After the tetchy tirades of the Auteurs, Luke Haines decided to shift focus — his Angry Young Man for the ’90s act never quite hit the mark. Which in my view was a huge shame. I remember a delicious live double bill, mid-decade, when the band backed The The on tour. It seemed that Haines’ outfit were the perfect heirs to Matt Johnson’s taut and tortured visions of a Britain hurtling myopically toward the end of a century.
But the Auteurs, great name, great style, appeared out of step with the times: spiky, pointed, satirical, their output just didn’t chime with a generation determined to enjoy itself despite the portents of doom and decline. In 1998, Black Box Recorder saw Haines change aesthetic clothes and attempt to marry his offhand insolence with the detached dronings of electro-pop — something to dance to, something to think about. He was joined in his mission by former Jesus and Mary Chain member John Moore and the breathy vocals of Sarah Nixey.
Initially the band were haunted by the vagaries of radio censorship as their song “Child Psychology” was declared a teenage suicide manifesto. But, that setback aside, the new formula was not long in delivering. “The Facts of Life”, the first single from the album of the same name, cracked the UK Top 20 in 2000, and suggested that Haines’ artistic u-turn had been finely judged.
Yet, disagreements with their label Nude meant that BBR never quite capitalised on that breakthrough and Haines has retained that disappointing reputation as a nearly man: in his two bands to date, he has managed to win press support without ever quite generating the critical mass required to fuel the bandwagon.
The compilation entitled The Worst of Black Box Recorder there is an air of missed opportunity. For a group to be embarking so soon on a rag bag collection of hits and bits, odds and sods seems to augur poorly for the main project. Gathered here are the offcuts of a career that would usually be considered a late-in-the-day, last gasp earner for an act with a five or six album career behind it.
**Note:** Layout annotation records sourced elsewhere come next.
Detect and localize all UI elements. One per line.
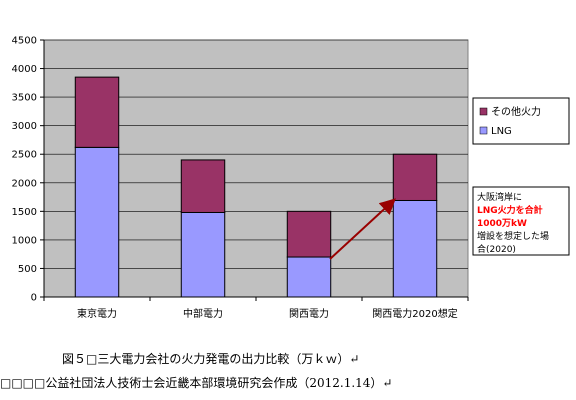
legend-label-lng: LNG	[491, 126, 512, 137]
legend-swatch-other-thermal	[479, 107, 488, 116]
x-tick-label: 中部電力	[183, 307, 223, 320]
x-tick-label: 関西電力2020想定	[372, 307, 457, 320]
bar-lng-2	[286, 256, 332, 298]
chart: 0 500 1000 1500 2000 2500 3000 3500 4000 4500 東京電…	[11, 35, 570, 320]
bar-other-thermal-2	[286, 210, 332, 258]
bar-lng-3	[392, 199, 438, 298]
figure-credit: □□□□公益社団法人技術士会近畿本部環境研究会作成（2012.1.14）↵	[0, 376, 393, 390]
annotation-frame	[472, 186, 570, 256]
x-axis: 東京電力 中部電力 関西電力 関西電力2020想定	[43, 296, 469, 320]
legend: その他火力 LNG	[472, 97, 570, 145]
annotation-arrow	[329, 198, 396, 260]
annotation-line-2: LNG火力を合計	[477, 204, 543, 216]
bar-other-thermal-3	[392, 153, 438, 201]
y-tick-label: 1500	[12, 207, 37, 218]
annotation-line-4: 増設を想定した場	[477, 230, 549, 242]
legend-box	[472, 97, 570, 145]
y-tick-label: 3000	[12, 121, 37, 132]
y-tick-label: 0	[31, 293, 37, 304]
legend-label-other-thermal: その他火力	[491, 105, 541, 118]
y-tick-label: 2000	[12, 178, 37, 189]
bar-other-thermal-1	[180, 159, 226, 213]
legend-swatch-lng	[479, 126, 488, 135]
figure-caption: 図５□三大電力会社の火力発電の出力比較（万ｋｗ）↵	[62, 352, 360, 366]
y-tick-label: 500	[18, 264, 37, 275]
x-tick-label: 関西電力	[289, 307, 329, 320]
bar-lng-0	[74, 146, 120, 298]
y-tick-label: 4000	[12, 64, 37, 75]
annotation-box: 大阪湾岸に LNG火力を合計 1000万kW 増設を想定した場 合(2020)	[472, 186, 570, 256]
y-axis: 0 500 1000 1500 2000 2500 3000 3500 4000 4500	[12, 36, 45, 304]
y-tick-label: 4500	[12, 36, 37, 47]
annotation-line-1: 大阪湾岸に	[477, 191, 522, 203]
annotation-line-3: 1000万kW	[477, 218, 527, 229]
y-tick-label: 1000	[12, 235, 37, 246]
y-tick-label: 2500	[12, 150, 37, 161]
bar-other-thermal-0	[74, 76, 120, 148]
bars	[74, 76, 438, 298]
annotation-line-5: 合(2020)	[477, 243, 516, 255]
bar-lng-1	[180, 211, 226, 298]
y-tick-label: 3500	[12, 93, 37, 104]
x-tick-label: 東京電力	[77, 307, 117, 320]
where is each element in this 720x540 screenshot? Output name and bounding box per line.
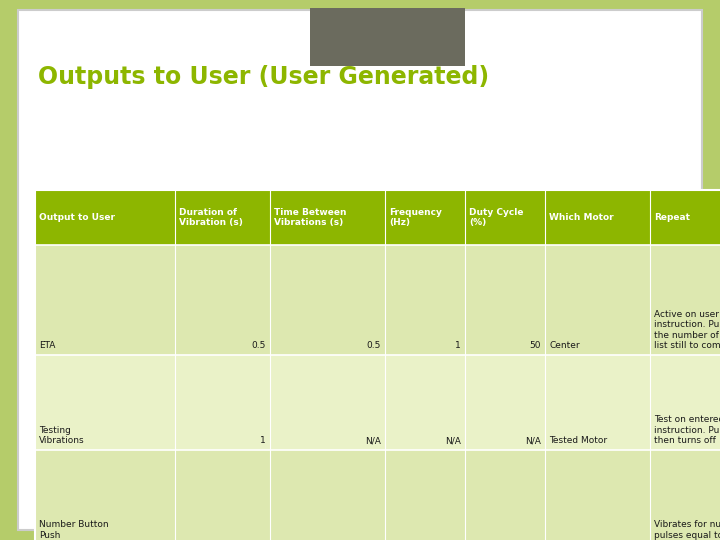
Text: N/A: N/A <box>445 436 461 445</box>
Text: Repeat: Repeat <box>654 213 690 222</box>
Text: Center: Center <box>549 341 580 350</box>
Text: 1: 1 <box>260 436 266 445</box>
Bar <box>310 8 465 66</box>
Text: Testing
Vibrations: Testing Vibrations <box>39 426 85 445</box>
Text: N/A: N/A <box>525 436 541 445</box>
Text: Vibrates for number of
pulses equal to numeric
number of button: Vibrates for number of pulses equal to n… <box>654 520 720 540</box>
Text: Test on entered testing
instruction. Pulses and
then turns off: Test on entered testing instruction. Pul… <box>654 415 720 445</box>
Text: Duration of
Vibration (s): Duration of Vibration (s) <box>179 208 243 227</box>
Text: Frequency
(Hz): Frequency (Hz) <box>389 208 442 227</box>
Bar <box>35 245 720 355</box>
Text: Number Button
Push
Confirmation: Number Button Push Confirmation <box>39 520 109 540</box>
Bar <box>35 450 720 540</box>
Text: Time Between
Vibrations (s): Time Between Vibrations (s) <box>274 208 346 227</box>
Text: Outputs to User (User Generated): Outputs to User (User Generated) <box>38 65 489 89</box>
Text: Which Motor: Which Motor <box>549 213 613 222</box>
Text: N/A: N/A <box>365 436 381 445</box>
Text: 0.5: 0.5 <box>251 341 266 350</box>
Bar <box>35 190 720 540</box>
Bar <box>35 190 720 245</box>
Text: 50: 50 <box>529 341 541 350</box>
Text: 0.5: 0.5 <box>366 341 381 350</box>
Bar <box>35 355 720 450</box>
Text: 1: 1 <box>455 341 461 350</box>
Text: Active on user
instruction. Pulses for
the number of tags in
list still to come: Active on user instruction. Pulses for t… <box>654 310 720 350</box>
Text: Output to User: Output to User <box>39 213 115 222</box>
Text: ETA: ETA <box>39 341 55 350</box>
Text: Tested Motor: Tested Motor <box>549 436 607 445</box>
Text: Duty Cycle
(%): Duty Cycle (%) <box>469 208 523 227</box>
For the relatively young BBR, the set — a mix of hits, B-sides, re-mixes and covers — has no binding rationale. “The Facts of Life” appears in a video format alongside a Jarvis Cocker re-mix, while “Child Psychology” is also present as a video. But the sequence of covers provides no more than passing distraction for the listener — “Seasons in the Sun”, Jacques Brel-via-Terry Jacks and Boyzone, is a tune I could happily never encounter again, while “Uptown Top Ranking”, a vivacious British chart-topper of 1977, becomes here a bloodless, teutonic rap, reminiscent of the Flying Lizards’ legendary take on Berry Gordy’s “Money”, but the joke does not work twice.
Ultimately, BBR end up sounding like a slightly more serious St Etienne or Dubstar which is no wholesale dismissal in itself — both of those bands made finely-honed modern pop. But the comparison only serves to emphasise that Haines and co have not quite fulfilled their potential; the edge and the intelligence that permeated the Auteurs at their best are rarely glimpsed here. “England Made Me”, which pays nodding reference to Graham Greene’s work of the same title, is an all too fleeting glimpse of how good this combo could be.